Das übergeordnete Ziel hinter der Verwendung dieser Methode war, ein Verfahren zu entwickeln, die für die Sammlung von nicht-kodierende RNA und mRNA aus einer Stichprobe von Vollblut zulässig. Dies ermöglicht es uns, mRNA, NcRNA und virale RNA für jedes Tier in unserer Studie, die aus einer einzigen Probe⁹bezogen haben. Dies, letztlich ermöglicht weitere wissenschaftliche Entdeckung ohne Zusatzkosten Tier und gibt ein vollständigeres Bild des Ausdrucks von jeder einzelnen Probe. Das beschriebene Verfahren ermöglicht die Untersuchung der Regulierungsbehörden der gen-Expression als auch für den Abschluss der korrelative Studien zum Vergleich beide mRNA und nicht-kodierende RNA-Ausdruck mit Hilfe einer einzigen Vollblut-Stichprobe. Unserer Studie dieses Protokoll verwendet, um die Änderungen in der Genexpression zu untersuchen und mögliche epigenetische Regulatoren in Viral infiziert 9 - Wochen alten männlichen kommerzielle Schweine.

Protocol

Tier-Protokolle wurden vom National Animal Disease Center (USDA-ARS-NADC) Animal Care and Use Committee genehmigt.
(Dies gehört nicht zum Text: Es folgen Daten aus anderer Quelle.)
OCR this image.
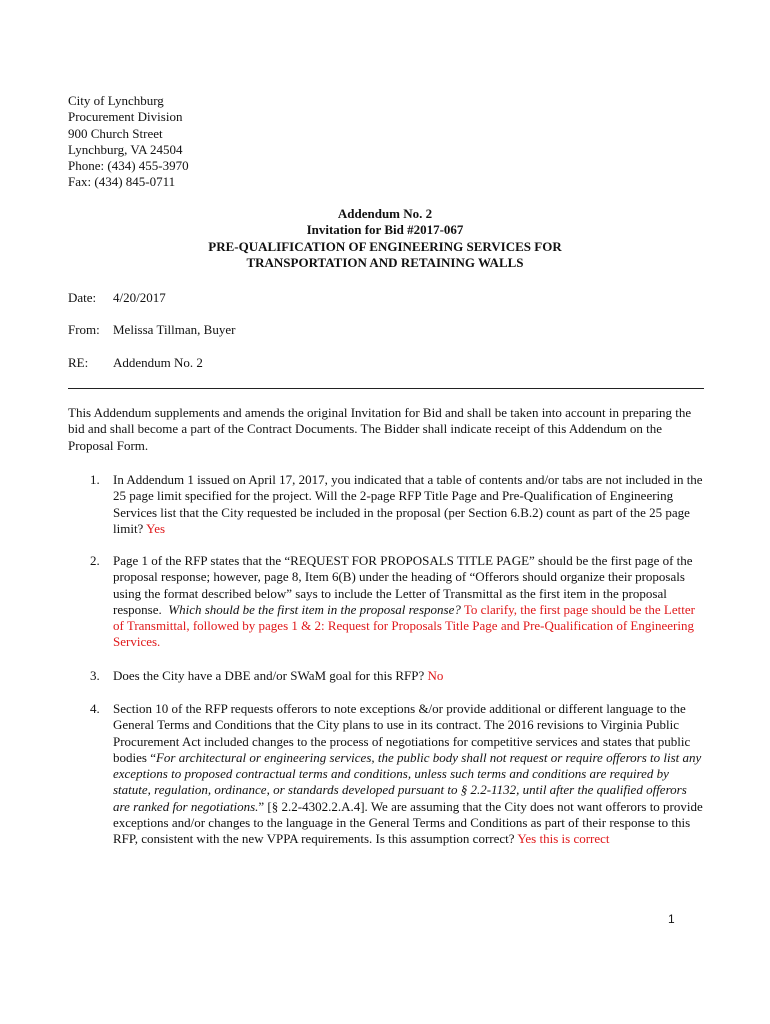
City of Lynchburg
Procurement Division
900 Church Street
Lynchburg, VA 24504
Phone: (434) 455-3970
Fax: (434) 845-0711
Addendum No. 2
Invitation for Bid #2017-067
PRE-QUALIFICATION OF ENGINEERING SERVICES FOR
TRANSPORTATION AND RETAINING WALLS
Date: 4/20/2017
From: Melissa Tillman, Buyer
RE: Addendum No. 2
This Addendum supplements and amends the original Invitation for Bid and shall be taken into account in preparing the bid and shall become a part of the Contract Documents. The Bidder shall indicate receipt of this Addendum on the Proposal Form.
1. In Addendum 1 issued on April 17, 2017, you indicated that a table of contents and/or tabs are not included in the 25 page limit specified for the project. Will the 2-page RFP Title Page and Pre-Qualification of Engineering Services list that the City requested be included in the proposal (per Section 6.B.2) count as part of the 25 page limit? Yes
2. Page 1 of the RFP states that the “REQUEST FOR PROPOSALS TITLE PAGE” should be the first page of the proposal response; however, page 8, Item 6(B) under the heading of “Offerors should organize their proposals using the format described below” says to include the Letter of Transmittal as the first item in the proposal response. Which should be the first item in the proposal response? To clarify, the first page should be the Letter of Transmittal, followed by pages 1 & 2: Request for Proposals Title Page and Pre-Qualification of Engineering Services.
3. Does the City have a DBE and/or SWaM goal for this RFP? No
4. Section 10 of the RFP requests offerors to note exceptions &/or provide additional or different language to the General Terms and Conditions that the City plans to use in its contract. The 2016 revisions to Virginia Public Procurement Act included changes to the process of negotiations for competitive services and states that public bodies “For architectural or engineering services, the public body shall not request or require offerors to list any exceptions to proposed contractual terms and conditions, unless such terms and conditions are required by statute, regulation, ordinance, or standards developed pursuant to § 2.2-1132, until after the qualified offerors are ranked for negotiations.” [§ 2.2-4302.2.A.4]. We are assuming that the City does not want offerors to provide exceptions and/or changes to the language in the General Terms and Conditions as part of their response to this RFP, consistent with the new VPPA requirements. Is this assumption correct? Yes this is correct
1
1. Sammlung von Schweine Blut Proben

1. Sammeln Sie Blutproben in RNA Röhrchen. Sammeln Sie ~2.5 mL oder mehr, wenn größere Röhrchen zur Verfügung stehen.

2. Verarbeitung von Schweinen Blut Proben

1. Zentrifugieren Sie die Blut-Röhrchen 5.020 x g für 10 min bei Raumtemperatur (15-25 ° C). Wenn Verarbeitung gefrorene Proben Rohr bei Raumtemperatur für ein minimum von 2 h vor der Zentrifugation inkubieren.
2. Das Pellet fügen Sie 8 mL RNase-freies Wasser hinzu und entfernen Sie überstand. Nähe und Wirbel das Pellet bis es sichtlich aufgelöst ist. Zentrifugieren Sie Probenröhrchen 5.020 x g für 10 min bei Raumtemperatur das Pellet zu erholen. Verwerfen Sie alle überstand und bewahren Sie das Pellet.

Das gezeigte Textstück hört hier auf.